Lo studio, intitolato “Exploring the Impact of Artificial Intelligence on Healthcare Management: A Combined Systematic Review and Machine-Learning Approach”, è stato coordinato dal professor Agostino Marengo presso il Dipartimento di Scienze Agrarie, Alimenti, Risorse Naturali e Ingegneria (Dafne), in collaborazione con il Dipartimento di Scienze Mediche e Chirurgiche e il Dipartimento di Economia dell’Università di Foggia.

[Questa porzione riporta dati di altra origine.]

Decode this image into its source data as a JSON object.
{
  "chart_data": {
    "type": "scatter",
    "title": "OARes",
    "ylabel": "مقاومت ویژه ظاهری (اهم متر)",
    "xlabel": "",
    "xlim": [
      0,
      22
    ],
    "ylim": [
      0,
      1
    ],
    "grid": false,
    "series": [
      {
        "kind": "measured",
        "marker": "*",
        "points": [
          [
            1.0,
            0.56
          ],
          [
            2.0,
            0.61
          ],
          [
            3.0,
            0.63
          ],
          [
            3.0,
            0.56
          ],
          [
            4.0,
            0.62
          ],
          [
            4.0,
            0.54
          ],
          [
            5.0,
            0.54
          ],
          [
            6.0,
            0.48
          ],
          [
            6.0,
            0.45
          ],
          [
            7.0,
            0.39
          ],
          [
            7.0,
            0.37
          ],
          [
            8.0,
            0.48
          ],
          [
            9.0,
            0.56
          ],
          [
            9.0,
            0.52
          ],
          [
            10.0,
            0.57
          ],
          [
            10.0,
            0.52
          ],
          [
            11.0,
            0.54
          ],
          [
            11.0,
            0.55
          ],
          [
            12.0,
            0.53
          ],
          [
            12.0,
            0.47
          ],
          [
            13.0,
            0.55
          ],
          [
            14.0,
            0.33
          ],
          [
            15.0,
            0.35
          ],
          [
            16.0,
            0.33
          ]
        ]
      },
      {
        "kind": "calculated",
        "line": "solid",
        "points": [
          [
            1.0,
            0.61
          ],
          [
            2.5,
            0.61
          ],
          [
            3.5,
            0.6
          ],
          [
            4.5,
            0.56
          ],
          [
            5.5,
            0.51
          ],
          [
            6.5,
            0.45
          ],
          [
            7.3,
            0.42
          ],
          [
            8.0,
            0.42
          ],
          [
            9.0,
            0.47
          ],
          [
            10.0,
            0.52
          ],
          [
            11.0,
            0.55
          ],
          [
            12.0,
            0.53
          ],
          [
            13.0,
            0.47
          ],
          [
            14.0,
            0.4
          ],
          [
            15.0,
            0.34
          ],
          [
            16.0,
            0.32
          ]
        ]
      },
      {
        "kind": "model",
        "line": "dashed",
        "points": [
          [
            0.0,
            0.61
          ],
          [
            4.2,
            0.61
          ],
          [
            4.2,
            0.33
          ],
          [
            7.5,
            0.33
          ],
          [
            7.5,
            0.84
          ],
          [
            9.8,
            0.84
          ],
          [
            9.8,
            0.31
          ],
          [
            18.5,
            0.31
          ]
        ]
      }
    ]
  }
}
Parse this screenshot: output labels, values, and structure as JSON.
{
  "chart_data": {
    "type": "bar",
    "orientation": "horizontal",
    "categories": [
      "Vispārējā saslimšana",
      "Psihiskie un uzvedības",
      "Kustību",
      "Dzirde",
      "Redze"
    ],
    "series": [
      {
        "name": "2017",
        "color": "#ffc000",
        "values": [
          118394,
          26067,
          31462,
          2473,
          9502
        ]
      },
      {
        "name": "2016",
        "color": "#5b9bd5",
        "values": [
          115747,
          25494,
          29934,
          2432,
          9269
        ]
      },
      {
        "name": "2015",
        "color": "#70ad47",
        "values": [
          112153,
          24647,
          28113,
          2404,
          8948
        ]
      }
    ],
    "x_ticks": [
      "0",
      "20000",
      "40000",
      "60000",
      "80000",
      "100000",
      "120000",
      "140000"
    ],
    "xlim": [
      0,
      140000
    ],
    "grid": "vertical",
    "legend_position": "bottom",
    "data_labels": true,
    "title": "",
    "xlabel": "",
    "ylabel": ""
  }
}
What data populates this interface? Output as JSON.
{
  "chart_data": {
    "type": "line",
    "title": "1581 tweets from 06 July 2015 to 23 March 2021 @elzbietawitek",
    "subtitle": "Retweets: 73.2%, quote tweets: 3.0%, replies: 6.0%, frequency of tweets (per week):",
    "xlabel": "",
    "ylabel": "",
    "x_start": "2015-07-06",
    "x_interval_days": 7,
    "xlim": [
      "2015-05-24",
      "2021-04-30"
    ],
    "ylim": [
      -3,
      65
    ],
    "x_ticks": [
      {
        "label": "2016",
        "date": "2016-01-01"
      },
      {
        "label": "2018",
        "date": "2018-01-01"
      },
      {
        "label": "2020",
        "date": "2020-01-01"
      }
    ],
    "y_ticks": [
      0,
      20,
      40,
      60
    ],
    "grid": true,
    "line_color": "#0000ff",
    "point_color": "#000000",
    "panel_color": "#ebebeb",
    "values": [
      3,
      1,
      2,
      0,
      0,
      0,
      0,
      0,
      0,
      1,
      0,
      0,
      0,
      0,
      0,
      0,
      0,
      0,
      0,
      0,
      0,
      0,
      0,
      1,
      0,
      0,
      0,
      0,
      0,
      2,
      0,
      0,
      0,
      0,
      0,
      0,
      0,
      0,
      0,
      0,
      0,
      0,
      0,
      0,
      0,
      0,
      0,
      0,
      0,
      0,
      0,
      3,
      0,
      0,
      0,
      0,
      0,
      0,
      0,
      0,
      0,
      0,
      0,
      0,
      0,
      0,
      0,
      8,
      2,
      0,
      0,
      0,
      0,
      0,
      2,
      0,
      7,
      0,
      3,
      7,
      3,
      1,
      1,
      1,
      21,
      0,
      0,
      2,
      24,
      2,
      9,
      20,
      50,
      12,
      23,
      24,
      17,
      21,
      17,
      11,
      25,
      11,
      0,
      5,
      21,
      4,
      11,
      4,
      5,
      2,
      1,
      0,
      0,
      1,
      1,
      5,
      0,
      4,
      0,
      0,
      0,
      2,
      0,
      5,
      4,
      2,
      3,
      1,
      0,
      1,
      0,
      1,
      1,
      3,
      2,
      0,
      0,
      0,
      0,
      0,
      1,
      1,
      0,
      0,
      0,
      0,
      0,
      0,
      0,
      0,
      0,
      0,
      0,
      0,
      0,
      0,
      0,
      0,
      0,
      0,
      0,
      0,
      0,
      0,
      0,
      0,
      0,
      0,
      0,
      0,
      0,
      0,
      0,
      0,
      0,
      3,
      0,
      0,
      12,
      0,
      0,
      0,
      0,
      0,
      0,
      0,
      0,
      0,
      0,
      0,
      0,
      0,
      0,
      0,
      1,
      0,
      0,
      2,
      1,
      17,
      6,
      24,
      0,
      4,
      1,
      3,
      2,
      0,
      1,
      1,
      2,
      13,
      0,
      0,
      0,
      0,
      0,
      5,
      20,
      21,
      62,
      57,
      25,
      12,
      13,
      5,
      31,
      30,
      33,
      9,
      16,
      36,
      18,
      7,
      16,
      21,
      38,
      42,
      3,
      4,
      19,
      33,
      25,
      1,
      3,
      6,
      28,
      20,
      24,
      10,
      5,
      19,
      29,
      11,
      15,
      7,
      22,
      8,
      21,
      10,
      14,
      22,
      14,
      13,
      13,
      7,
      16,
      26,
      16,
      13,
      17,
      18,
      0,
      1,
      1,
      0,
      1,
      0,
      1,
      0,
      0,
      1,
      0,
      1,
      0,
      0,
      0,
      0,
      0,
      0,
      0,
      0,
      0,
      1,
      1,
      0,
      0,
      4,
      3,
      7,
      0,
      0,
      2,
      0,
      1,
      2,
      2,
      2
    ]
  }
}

Come l’intelligenza artificiale può cambiare la sanità
La ricerca nasce con l’obiettivo di comprendere in che modo l’intelligenza artificiale stia trasformando la gestione delle strutture sanitarie, prendendo in esame il periodo compreso tra il 2019 e il 2023, segnato anche dall’emergenza pandemica da Covid-19.

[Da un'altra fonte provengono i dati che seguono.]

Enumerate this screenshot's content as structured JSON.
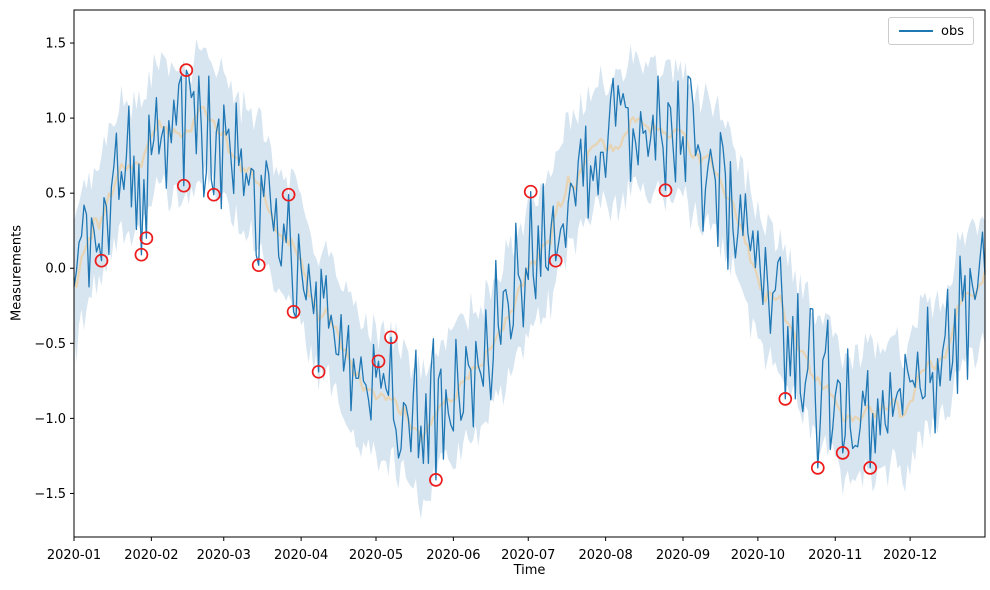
{
  "chart_data": {
    "type": "line",
    "xlabel": "Time",
    "ylabel": "Measurements",
    "grid": false,
    "legend": {
      "position": "upper right",
      "entries": [
        {
          "label": "obs",
          "color": "#1f77b4",
          "style": "line"
        }
      ]
    },
    "x_axis": {
      "start_date": "2020-01-01",
      "end_date": "2020-12-31",
      "tick_labels": [
        "2020-01",
        "2020-02",
        "2020-03",
        "2020-04",
        "2020-05",
        "2020-06",
        "2020-07",
        "2020-08",
        "2020-09",
        "2020-10",
        "2020-11",
        "2020-12"
      ],
      "tick_day_offsets": [
        0,
        31,
        60,
        91,
        121,
        152,
        182,
        213,
        244,
        274,
        305,
        335
      ],
      "xlim_day_offsets": [
        0,
        365
      ]
    },
    "y_axis": {
      "tick_values": [
        -1.5,
        -1.0,
        -0.5,
        0.0,
        0.5,
        1.0,
        1.5
      ],
      "tick_labels": [
        "−1.5",
        "−1.0",
        "−0.5",
        "0.0",
        "0.5",
        "1.0",
        "1.5"
      ],
      "ylim": [
        -1.79,
        1.72
      ]
    },
    "series_model": {
      "description": "Daily 2020 measurements: obs = sine wave plus noise; smooth trend line; shaded confidence band around trend",
      "n_days": 366,
      "amplitude": 1.0,
      "period_days": 182.5,
      "phase_days": 0,
      "noise_std": 0.22,
      "trend_wiggle_scale": 0.17,
      "trend_smooth_window": 7,
      "band": {
        "base_half_width": 0.31,
        "jitter": 0.22
      },
      "seed": 20
    },
    "colors": {
      "obs_line": "#1f77b4",
      "trend_line": "#e7d4b5",
      "band_fill": "#d7e5f1",
      "anomaly_marker": "#ec1c1c",
      "axis": "#000000"
    },
    "anomalies": {
      "marker": "open-circle",
      "points": [
        {
          "date": "2020-01-12",
          "day_offset": 11,
          "value": 0.05
        },
        {
          "date": "2020-01-28",
          "day_offset": 27,
          "value": 0.09
        },
        {
          "date": "2020-01-30",
          "day_offset": 29,
          "value": 0.2
        },
        {
          "date": "2020-02-14",
          "day_offset": 44,
          "value": 0.55
        },
        {
          "date": "2020-02-15",
          "day_offset": 45,
          "value": 1.32
        },
        {
          "date": "2020-02-26",
          "day_offset": 56,
          "value": 0.49
        },
        {
          "date": "2020-03-15",
          "day_offset": 74,
          "value": 0.02
        },
        {
          "date": "2020-03-27",
          "day_offset": 86,
          "value": 0.49
        },
        {
          "date": "2020-03-29",
          "day_offset": 88,
          "value": -0.29
        },
        {
          "date": "2020-04-08",
          "day_offset": 98,
          "value": -0.69
        },
        {
          "date": "2020-05-02",
          "day_offset": 122,
          "value": -0.62
        },
        {
          "date": "2020-05-07",
          "day_offset": 127,
          "value": -0.46
        },
        {
          "date": "2020-05-25",
          "day_offset": 145,
          "value": -1.41
        },
        {
          "date": "2020-07-02",
          "day_offset": 183,
          "value": 0.51
        },
        {
          "date": "2020-07-12",
          "day_offset": 193,
          "value": 0.05
        },
        {
          "date": "2020-08-25",
          "day_offset": 237,
          "value": 0.52
        },
        {
          "date": "2020-10-12",
          "day_offset": 285,
          "value": -0.87
        },
        {
          "date": "2020-10-25",
          "day_offset": 298,
          "value": -1.33
        },
        {
          "date": "2020-11-04",
          "day_offset": 308,
          "value": -1.23
        },
        {
          "date": "2020-11-15",
          "day_offset": 319,
          "value": -1.33
        }
      ]
    }
  }
}
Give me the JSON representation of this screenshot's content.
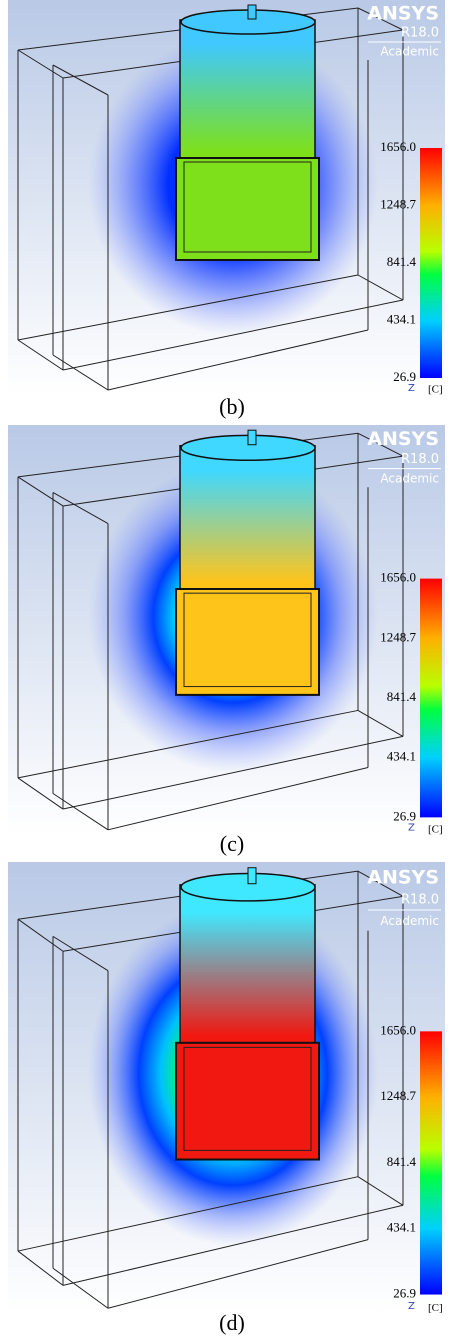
{
  "panels": [
    {
      "brand": "ANSYS",
      "version": "R18.0",
      "edition": "Academic",
      "colorbar_ticks": [
        "1656.0",
        "1248.7",
        "841.4",
        "434.1",
        "26.9"
      ],
      "unit": "[C]",
      "axis": "Z",
      "caption": "(b)"
    },
    {
      "brand": "ANSYS",
      "version": "R18.0",
      "edition": "Academic",
      "colorbar_ticks": [
        "1656.0",
        "1248.7",
        "841.4",
        "434.1",
        "26.9"
      ],
      "unit": "[C]",
      "axis": "Z",
      "caption": "(c)"
    },
    {
      "brand": "ANSYS",
      "version": "R18.0",
      "edition": "Academic",
      "colorbar_ticks": [
        "1656.0",
        "1248.7",
        "841.4",
        "434.1",
        "26.9"
      ],
      "unit": "[C]",
      "axis": "Z",
      "caption": "(d)"
    }
  ]
}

Più che concentrarsi sulle applicazioni cliniche, i ricercatori hanno analizzato gli effetti dell’IA sull’organizzazione degli ospedali, sulla governance dei sistemi sanitari e sui processi decisionali.
Secondo lo studio, l’intelligenza artificiale può contribuire a migliorare la qualità dell’assistenza ai pazienti, ottimizzare l’utilizzo delle risorse umane ed economiche, rafforzare la sicurezza informatica e la protezione dei dati sensibili, oltre a supportare la gestione delle emergenze sanitarie.
Premiato l’approccio innovativo della ricerca
A convincere la giuria internazionale è stato soprattutto il metodo utilizzato dagli studiosi foggiani, che hanno integrato una revisione sistematica della letteratura scientifica con algoritmi di machine learning e strumenti di Explainable AI, l’intelligenza artificiale “spiegabile”.
In particolare è stata utilizzata la tecnica SHAP, che consente di comprendere il peso delle diverse variabili nelle decisioni elaborate dagli algoritmi predittivi, superando il problema delle cosiddette “scatole nere”, spesso difficili da interpretare anche per gli stessi sviluppatori.
L’obiettivo è rendere l’intelligenza artificiale più trasparente e affidabile, soprattutto in un settore delicato come quello sanitario.
Le opportunità e le sfide ancora aperte
Dall’analisi emerge che l’intelligenza artificiale può rappresentare uno strumento prezioso per aumentare l’efficienza operativa degli ospedali e supportare dirigenti e amministratori nelle decisioni strategiche, consentendo una migliore allocazione delle risorse e una risposta più rapida alle situazioni critiche.
Gli autori evidenziano però anche alcune questioni ancora aperte. Tra queste figurano la tutela della privacy dei pazienti, gli aspetti etici legati all’automazione delle decisioni, il rischio di bias algoritmici in grado di generare discriminazioni involontarie e la necessità di formare adeguatamente il personale sanitario per un utilizzo consapevole delle nuove tecnologie.
Lo studio propone quindi una vera e propria roadmap per un’adozione responsabile dell’intelligenza artificiale nella sanità, offrendo indicazioni utili ai decisori pubblici, ai professionisti del settore e ai ricercatori.
Un riconoscimento alla ricerca dell’Ateneo foggiano
Il premio ottenuto conferma il crescente ruolo della ricerca italiana nel campo dell’intelligenza artificiale applicata alla sanità e valorizza un progetto fortemente interdisciplinare, nato dalla collaborazione tra competenze informatiche, mediche ed economiche.
Un risultato che rafforza anche il profilo scientifico dell’Università di Foggia in uno dei settori destinati a incidere maggiormente sull’evoluzione dei sistemi sanitari nei prossimi anni.